First of all, it is a must to note how trading trends tend to change. Whether they are low or high can be affected by a plethora of external changes such as economic growth, interest rates, political risk and employment rates. What happens around you will have a direct impact on your trading activity.
When viewing a forex chart, you will want to open your software and choose a currency pair. After picking this, you will then need to determine the period interval at which this will update such as once a day. Also, you need to specific the range of data. For instance, you may want to view the data which spans over one year.
After entering the currency pair, data range and time period, you will then be facing a chart which could be hard to read at first.
The candlestick chart is the default model being used in all marketplaces so it might be a good place for you to start. These are almost the same to bar graphs you have probably studied in school and are not much different in practice. If you will observe, the shapes on the page resemble candles and they could different in colors with extra data which surround them.
Candle charts are often used in trading to show the low, high, close and open prices, demonstrating the data which correspond to your chosen currency pair for a specific time period. Simply put, the candle’s body shows the close and open prices while the candle wicks show the low and high prices.

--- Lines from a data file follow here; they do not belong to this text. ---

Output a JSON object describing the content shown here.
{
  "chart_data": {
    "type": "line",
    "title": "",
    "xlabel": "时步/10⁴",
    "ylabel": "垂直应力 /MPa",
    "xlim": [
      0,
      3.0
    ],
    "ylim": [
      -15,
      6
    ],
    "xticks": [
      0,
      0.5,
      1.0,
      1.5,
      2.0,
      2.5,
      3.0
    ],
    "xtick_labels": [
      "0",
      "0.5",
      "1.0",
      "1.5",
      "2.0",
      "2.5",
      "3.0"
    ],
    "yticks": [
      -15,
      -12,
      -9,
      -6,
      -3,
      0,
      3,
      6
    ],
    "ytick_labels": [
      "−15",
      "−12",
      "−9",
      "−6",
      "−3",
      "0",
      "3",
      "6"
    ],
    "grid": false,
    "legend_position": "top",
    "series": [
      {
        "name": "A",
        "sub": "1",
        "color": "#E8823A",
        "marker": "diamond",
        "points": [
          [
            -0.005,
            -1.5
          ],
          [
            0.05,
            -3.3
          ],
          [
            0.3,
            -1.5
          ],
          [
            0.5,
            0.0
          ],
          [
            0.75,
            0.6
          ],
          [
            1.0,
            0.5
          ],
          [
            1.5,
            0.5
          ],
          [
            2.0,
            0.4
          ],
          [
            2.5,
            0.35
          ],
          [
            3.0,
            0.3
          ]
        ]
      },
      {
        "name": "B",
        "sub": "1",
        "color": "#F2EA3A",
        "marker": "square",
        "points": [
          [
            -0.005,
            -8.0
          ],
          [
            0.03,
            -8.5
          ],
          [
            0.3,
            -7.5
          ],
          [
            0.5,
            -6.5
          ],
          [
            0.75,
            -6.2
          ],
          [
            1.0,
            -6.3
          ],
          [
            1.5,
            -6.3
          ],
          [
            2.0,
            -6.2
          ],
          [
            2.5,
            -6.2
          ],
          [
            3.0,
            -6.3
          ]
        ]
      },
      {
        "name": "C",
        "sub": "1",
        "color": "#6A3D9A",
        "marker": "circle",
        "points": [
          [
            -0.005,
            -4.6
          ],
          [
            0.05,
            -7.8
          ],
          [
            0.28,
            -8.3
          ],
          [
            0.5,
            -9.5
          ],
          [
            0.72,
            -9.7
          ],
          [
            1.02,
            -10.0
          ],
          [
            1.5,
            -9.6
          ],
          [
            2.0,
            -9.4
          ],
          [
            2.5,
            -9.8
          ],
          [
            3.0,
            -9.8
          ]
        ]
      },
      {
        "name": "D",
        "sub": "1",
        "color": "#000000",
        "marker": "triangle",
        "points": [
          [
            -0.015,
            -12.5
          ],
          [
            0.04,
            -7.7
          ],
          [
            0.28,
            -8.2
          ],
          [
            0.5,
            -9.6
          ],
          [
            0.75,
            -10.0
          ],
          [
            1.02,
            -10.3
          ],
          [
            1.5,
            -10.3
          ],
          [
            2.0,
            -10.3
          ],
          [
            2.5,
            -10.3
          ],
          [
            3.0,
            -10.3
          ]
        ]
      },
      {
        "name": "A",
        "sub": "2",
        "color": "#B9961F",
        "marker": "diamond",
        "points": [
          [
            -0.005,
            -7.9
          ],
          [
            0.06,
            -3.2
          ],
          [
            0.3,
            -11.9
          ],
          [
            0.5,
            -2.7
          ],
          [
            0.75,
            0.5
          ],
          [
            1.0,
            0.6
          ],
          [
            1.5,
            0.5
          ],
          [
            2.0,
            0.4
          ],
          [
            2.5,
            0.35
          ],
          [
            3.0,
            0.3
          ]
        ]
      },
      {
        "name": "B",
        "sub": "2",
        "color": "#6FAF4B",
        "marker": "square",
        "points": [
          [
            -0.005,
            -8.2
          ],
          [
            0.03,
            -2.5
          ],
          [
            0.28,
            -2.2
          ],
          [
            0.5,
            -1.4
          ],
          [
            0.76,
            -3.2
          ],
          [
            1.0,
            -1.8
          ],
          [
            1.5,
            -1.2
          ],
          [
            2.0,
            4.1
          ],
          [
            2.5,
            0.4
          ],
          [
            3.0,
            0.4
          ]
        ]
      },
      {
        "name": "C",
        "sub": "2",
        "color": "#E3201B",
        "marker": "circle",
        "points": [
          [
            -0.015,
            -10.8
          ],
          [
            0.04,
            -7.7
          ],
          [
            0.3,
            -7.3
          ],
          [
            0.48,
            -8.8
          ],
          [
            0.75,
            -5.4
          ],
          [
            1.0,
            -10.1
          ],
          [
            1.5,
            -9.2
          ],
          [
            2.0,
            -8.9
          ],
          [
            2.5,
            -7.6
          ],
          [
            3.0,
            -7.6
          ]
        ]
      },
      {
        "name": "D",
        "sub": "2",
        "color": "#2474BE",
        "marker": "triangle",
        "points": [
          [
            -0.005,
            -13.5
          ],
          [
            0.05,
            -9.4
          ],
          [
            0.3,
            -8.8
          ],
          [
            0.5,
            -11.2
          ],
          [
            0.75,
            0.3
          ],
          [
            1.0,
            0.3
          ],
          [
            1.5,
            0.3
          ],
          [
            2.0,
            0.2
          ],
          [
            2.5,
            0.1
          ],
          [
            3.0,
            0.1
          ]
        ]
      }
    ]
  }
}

Depending on your software, when the closing price is higher compared to the opening price of the earlier candle, the candlestick will take on a blue color. When it is vice versa, the candlestick’s color is read. It will let you see of the trading period ended down or up, letting you make better educated trading decisions.
This may show other indicators for demonstrating other patterns. The experienced traders always use the technical indicators for helping them make good decisions. With the use of this tool, you can easily locate specific price trends and predict any future activity. The indicators can be downloaded online and are easy to add with the use of your software.
Also a famous model shows a trend line instead of a shape. These are pretty much self-explanatory but are proven to be very informative for traders to observe.
Trend line reveals that prices are always going t trend in one out of three ways, either sideways, up or down. Prices trending up are usually called bull markets while those trending down are bear markets. The ones going sideways are range bound market. Being familiar with this inside lingo can help you get a better understanding of the forex market and use it to your advantage.